Although most patients (64%) report being able to work, we found high rates of self-reported work disability awards among persons with FM followed in 6 rheumatology centers. But we also found great variability among centers as to awards and as to self-reported work ability. Center differences in work disability might reflect clinic referral patterns, physician beliefs, or socioeconomic status.
确定纤维肌痛(FM)患者自我报告的工作残疾患病率及其决定因素。
1988年开始对来自6个具有不同社会经济特征中心的1604例FM患者进行纵向多中心调查。通过自我报告问卷和电话联系进行评估,包括1988年之前和之后发生的工作和残疾事件。对整个数据集以及分别对威奇托数据集进行了比较分析。

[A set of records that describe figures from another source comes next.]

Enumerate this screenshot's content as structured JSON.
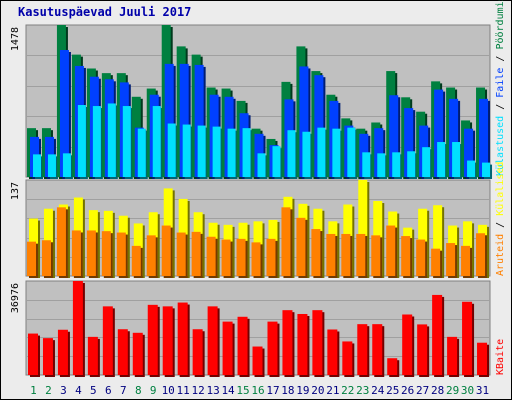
{
  "chart_data": [
    {
      "type": "bar",
      "title": "Kasutuspäevad Juuli 2017",
      "categories": [
        "1",
        "2",
        "3",
        "4",
        "5",
        "6",
        "7",
        "8",
        "9",
        "10",
        "11",
        "12",
        "13",
        "14",
        "15",
        "16",
        "17",
        "18",
        "19",
        "20",
        "21",
        "22",
        "23",
        "24",
        "25",
        "26",
        "27",
        "28",
        "29",
        "30",
        "31"
      ],
      "weekend_categories": [
        "1",
        "2",
        "8",
        "9",
        "15",
        "16",
        "22",
        "23",
        "29",
        "30"
      ],
      "ytick_label": "1478",
      "ylim": [
        0,
        1478
      ],
      "series": [
        {
          "name": "Pöördumisi",
          "color": "#008040",
          "values": [
            475,
            475,
            1478,
            1190,
            1055,
            1010,
            1010,
            780,
            860,
            1478,
            1270,
            1190,
            870,
            860,
            740,
            470,
            370,
            925,
            1270,
            1030,
            800,
            570,
            470,
            530,
            1030,
            775,
            635,
            930,
            870,
            550,
            870
          ]
        },
        {
          "name": "Faile",
          "color": "#0040ff",
          "values": [
            390,
            390,
            1235,
            1080,
            975,
            950,
            920,
            480,
            800,
            1100,
            1100,
            1090,
            800,
            780,
            620,
            420,
            310,
            755,
            1075,
            990,
            740,
            500,
            420,
            475,
            795,
            670,
            500,
            850,
            760,
            470,
            760
          ]
        },
        {
          "name": "Külastused",
          "color": "#00e0ff",
          "values": [
            220,
            220,
            230,
            700,
            690,
            715,
            690,
            470,
            690,
            520,
            510,
            500,
            490,
            470,
            475,
            230,
            300,
            455,
            440,
            480,
            470,
            480,
            240,
            230,
            240,
            250,
            290,
            340,
            340,
            160,
            140
          ]
        }
      ]
    },
    {
      "type": "bar",
      "ytick_label": "137",
      "ylim": [
        0,
        137
      ],
      "series": [
        {
          "name": "Külalised",
          "color": "#ffff00",
          "values": [
            82,
            96,
            102,
            112,
            94,
            93,
            86,
            75,
            91,
            125,
            110,
            91,
            76,
            73,
            76,
            78,
            80,
            113,
            103,
            96,
            78,
            102,
            137,
            107,
            92,
            69,
            96,
            101,
            72,
            78,
            73
          ]
        },
        {
          "name": "Aruteid",
          "color": "#ff8000",
          "values": [
            49,
            51,
            98,
            65,
            65,
            64,
            62,
            43,
            58,
            72,
            62,
            63,
            56,
            52,
            53,
            48,
            53,
            98,
            83,
            67,
            60,
            60,
            60,
            58,
            72,
            57,
            52,
            39,
            47,
            43,
            61
          ]
        }
      ]
    },
    {
      "type": "bar",
      "ytick_label": "36976",
      "ylim": [
        0,
        36976
      ],
      "series": [
        {
          "name": "KBaite",
          "color": "#ff0000",
          "values": [
            16300,
            14500,
            17800,
            36976,
            15000,
            27000,
            18000,
            16600,
            27600,
            27000,
            28500,
            18000,
            27000,
            21000,
            22900,
            11200,
            21000,
            25500,
            24000,
            25500,
            17900,
            13200,
            20000,
            20000,
            6600,
            23800,
            19900,
            31500,
            15000,
            28800,
            12700
          ]
        }
      ]
    }
  ]
}
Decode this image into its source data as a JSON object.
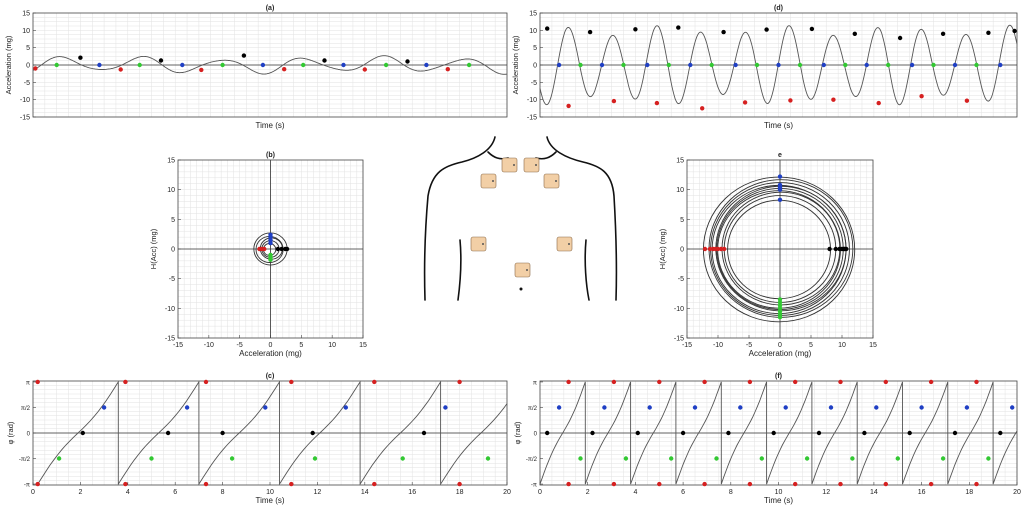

超过16%的患者报告领取美国社会保障残疾(SSD)福利金(中心最高比例为35.7%;最低中心比例为6.3%),而美国人口的这一比例为2.2%(美国社会保障管理局数据),在威奇托门诊风湿病诊所就诊的类风湿关节炎患者中这一比例为28.9%。总体而言,当考虑SSD和其他残疾福利金来源时,26.5%的患者报告领取了至少一种形式的残疾福利金。在威奇托,专门因FM发放的SSD福利金不到25%,但1988年之后这一数字增至46.4%。工作残疾在圣安东尼奥和洛杉矶中心最为严重。多变量预测因素(相关因素)包括疼痛、健康评估问卷残疾情况和未婚状况。此外,报告残疾的患者中超过70%确实领取了残疾福利金。另一方面,64%的患者报告能够全天或大部分时间工作,超过70%的患者受雇或为家庭主妇。
尽管大多数患者(64%)报告能够工作,但我们发现,在6个风湿病中心随访的FM患者中,自我报告的工作残疾福利金领取率很高。但我们也发现,各中心在福利金发放和自我报告的工作能力方面存在很大差异。工作残疾的中心差异可能反映了诊所转诊模式、医生观念或社会经济地位。